Downloading Data Sets from Copernicus’s Climate Data Store

Copernicus.eu provides a set of interesting data sets for research, education, and applied earth sciences on their Climate Data Store (CDS). Among the different data sets there is the latest ECMWF high-resolution reanalysis data set which replaces ERA Interim (which was ERA-4; version 4).
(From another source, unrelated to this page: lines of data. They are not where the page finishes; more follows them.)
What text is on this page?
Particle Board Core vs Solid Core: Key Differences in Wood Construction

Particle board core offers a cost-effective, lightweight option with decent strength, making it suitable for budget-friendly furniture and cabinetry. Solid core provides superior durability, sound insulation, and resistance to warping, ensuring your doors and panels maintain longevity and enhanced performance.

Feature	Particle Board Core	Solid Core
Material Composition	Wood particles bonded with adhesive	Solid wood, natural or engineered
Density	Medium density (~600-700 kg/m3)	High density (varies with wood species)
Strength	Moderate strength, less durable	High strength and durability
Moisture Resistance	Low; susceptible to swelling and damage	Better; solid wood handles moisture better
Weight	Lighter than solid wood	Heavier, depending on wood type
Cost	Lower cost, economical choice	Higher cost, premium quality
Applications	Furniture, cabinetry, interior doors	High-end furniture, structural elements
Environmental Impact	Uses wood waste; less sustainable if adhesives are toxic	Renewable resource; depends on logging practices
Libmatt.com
The R package ecmwfr provides a convenient interface to download these data sets.

Before Downloading Data

Before you will be able to download any data you need to get a free personal account.

To retrieve data ecmwfr use wf_set_key()to add the login details to your local keyring (requires the R package keyring).
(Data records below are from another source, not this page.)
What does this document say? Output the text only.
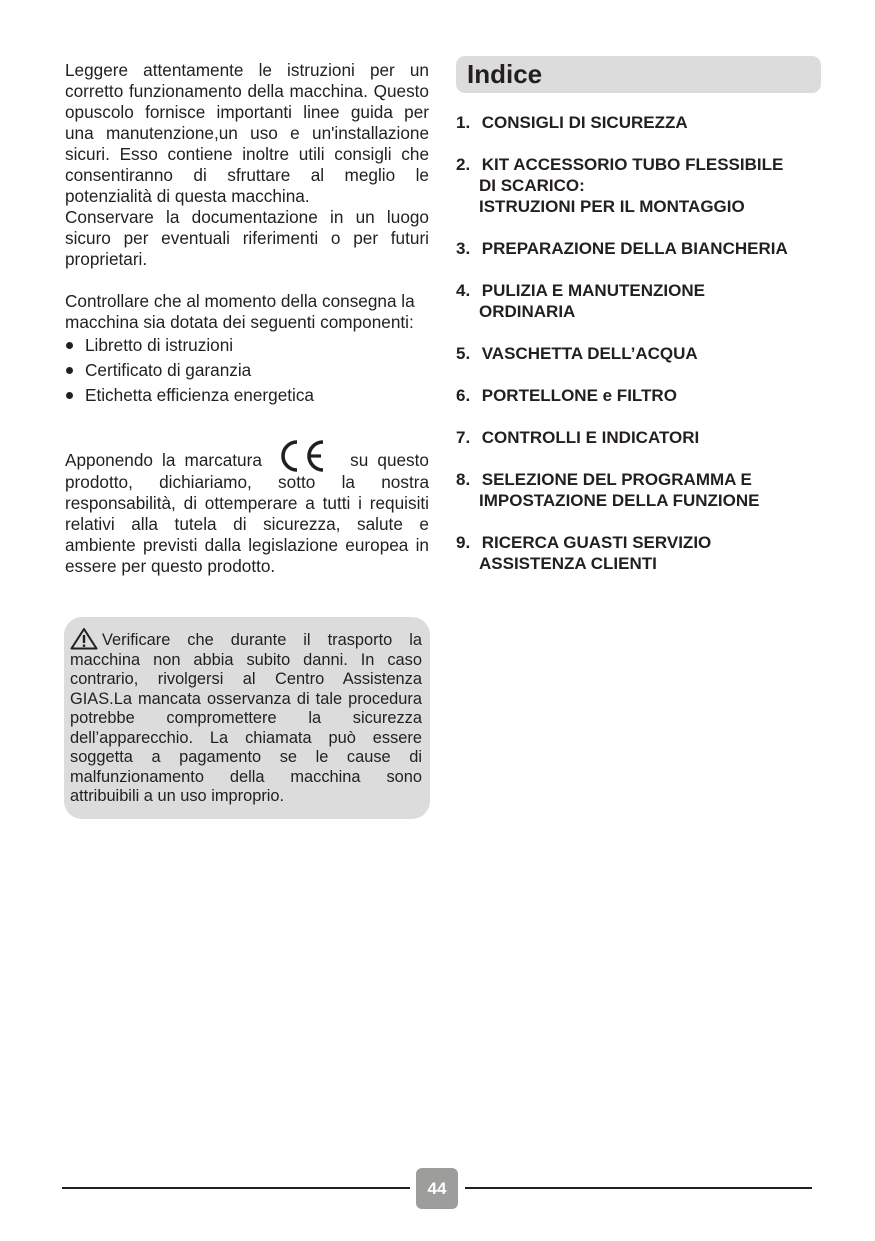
Leggere attentamente le istruzioni per un corretto funzionamento della macchina. Questo opuscolo fornisce importanti linee guida per una manutenzione,un uso e un'installazione sicuri. Esso contiene inoltre utili consigli che consentiranno di sfruttare al meglio le potenzialità di questa macchina.

Conservare la documentazione in un luogo sicuro per eventuali riferimenti o per futuri proprietari.

Controllare che al momento della consegna la macchina sia dotata dei seguenti componenti:

Libretto di istruzioni
Certificato di garanzia
Etichetta efficienza energetica

Apponendo la marcatura	su questo prodotto, dichiariamo, sotto la nostra responsabilità, di ottemperare a tutti i requisiti relativi alla tutela di sicurezza, salute e ambiente previsti dalla legislazione europea in essere per questo prodotto.

Verificare che durante il trasporto la macchina non abbia subito danni. In caso contrario, rivolgersi al Centro Assistenza GIAS.La mancata osservanza di tale procedura potrebbe compromettere la sicurezza dell’apparecchio. La chiamata può essere soggetta a pagamento se le cause di malfunzionamento della macchina sono attribuibili a un uso improprio.

Indice
1. CONSIGLI DI SICUREZZA
2. KIT ACCESSORIO TUBO FLESSIBILE
DI SCARICO:
ISTRUZIONI PER IL MONTAGGIO
3. PREPARAZIONE DELLA BIANCHERIA
4. PULIZIA E MANUTENZIONE
ORDINARIA
5. VASCHETTA DELL’ACQUA
6. PORTELLONE e FILTRO
7. CONTROLLI E INDICATORI
8. SELEZIONE DEL PROGRAMMA E
IMPOSTAZIONE DELLA FUNZIONE
9. RICERCA GUASTI SERVIZIO
ASSISTENZA CLIENTI
44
Once you are in possession of your personal user (namely your user ID and a secret key) ecmwfr allows to send requests to CDS and/or download the data.

The Request Syntax

CDS data retrievals are based on a list object which specifies the data set to be downloaded. These definitions are called requests (for those who are familiar with mars: these are basically mars requests). A request defined the type of the dataset, the variables to be downloaded, the time period, output format, target location, a custom area extent, and other details.
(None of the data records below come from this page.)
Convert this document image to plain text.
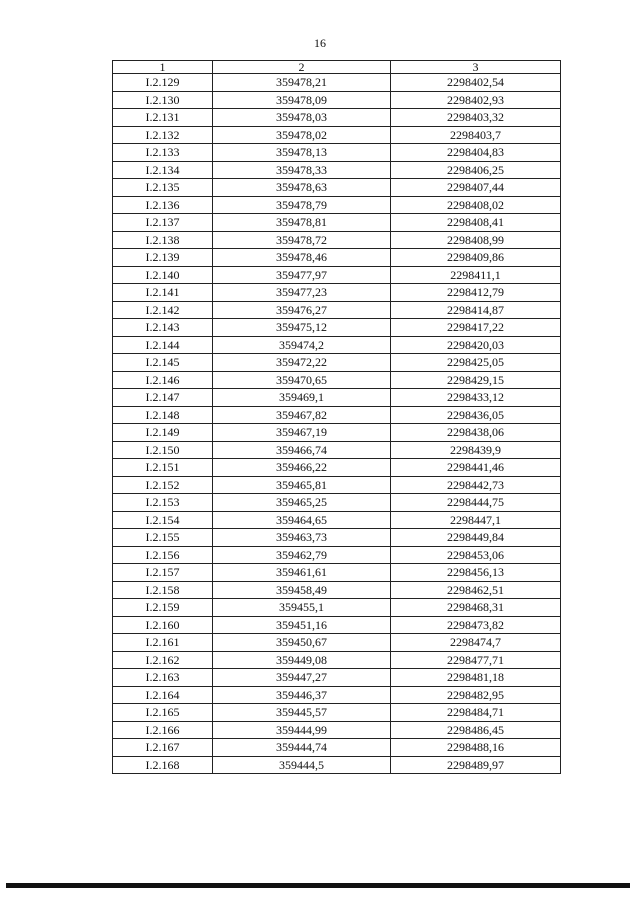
16
1	2	3
I.2.129	359478,21	2298402,54
I.2.130	359478,09	2298402,93
I.2.131	359478,03	2298403,32
I.2.132	359478,02	2298403,7
I.2.133	359478,13	2298404,83
I.2.134	359478,33	2298406,25
I.2.135	359478,63	2298407,44
I.2.136	359478,79	2298408,02
I.2.137	359478,81	2298408,41
I.2.138	359478,72	2298408,99
I.2.139	359478,46	2298409,86
I.2.140	359477,97	2298411,1
I.2.141	359477,23	2298412,79
I.2.142	359476,27	2298414,87
I.2.143	359475,12	2298417,22
I.2.144	359474,2	2298420,03
I.2.145	359472,22	2298425,05
I.2.146	359470,65	2298429,15
I.2.147	359469,1	2298433,12
I.2.148	359467,82	2298436,05
I.2.149	359467,19	2298438,06
I.2.150	359466,74	2298439,9
I.2.151	359466,22	2298441,46
I.2.152	359465,81	2298442,73
I.2.153	359465,25	2298444,75
I.2.154	359464,65	2298447,1
I.2.155	359463,73	2298449,84
I.2.156	359462,79	2298453,06
I.2.157	359461,61	2298456,13
I.2.158	359458,49	2298462,51
I.2.159	359455,1	2298468,31
I.2.160	359451,16	2298473,82
I.2.161	359450,67	2298474,7
I.2.162	359449,08	2298477,71
I.2.163	359447,27	2298481,18
I.2.164	359446,37	2298482,95
I.2.165	359445,57	2298484,71
I.2.166	359444,99	2298486,45
I.2.167	359444,74	2298488,16
I.2.168	359444,5	2298489,97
The request syntax is available for a range of different CDS data sets. Check the CDS Dataset website to see a list of available datasets and to check whether API requests are allowed or not (go to Download Data, select some data, show request by clicking Show API Request (red button, bottom of page).

The conversion from a python based string to the list format can be automated if you use the RStudio based Addin. By selecting and using Addin -> python to list (or ‘Mars to list’) you dynamically convert queries copied from either ECMWF or CDS based services.

An ERA-5 example

# Specify the data set
request <- list(
  "dataset_short_name" = "reanalysis-era5-pressure-levels",
  "product_type"   = "reanalysis",
  "variable"       = "temperature",
  "pressure_level" = "850",
  "year"           = "2000",
  "month"          = "04",
  "day"            = "04",
  "time"           = "00:00",
  "area"           = "70/-20/30/60",
  "format"         = "netcdf",
  "target"         = "era5-demo.nc"
  )

This is the “demo” request and it specifies the following:

  • dataset: downloading ERA-5 reanalysis on pressure level(s)
  • product_type: (deterministic) reanalysis data
  • variable/pressure_level: requesting temperature on 850 hectopascal
  • year/month/day: April 4, 2000 (one day in this example)
  • time: valid at 00:00 UTC (date/time always in UTC),
  • area: custom subset covering northern Europe
  • format: output format NetCDF
  • target: local output file era5-demo.nc

The data set as specified above can be downloaded calling the wf_request function:

# Start downloading the data, the path of the file
# will be returned as a variable (ncfile)
ncfile <- wf_request(
  user = "2088",
  request = request,   
  transfer = TRUE,  
  path = "~",
  verbose = FALSE
  )

Depending on the request (the amount of data you are asking for) the request function may tike a while! Please note: if you try to download larger amounts of data it is suggested to split the data sets, e.g., download year-by-year, or even month-by-month, if you are trying to download several varaiables/fields.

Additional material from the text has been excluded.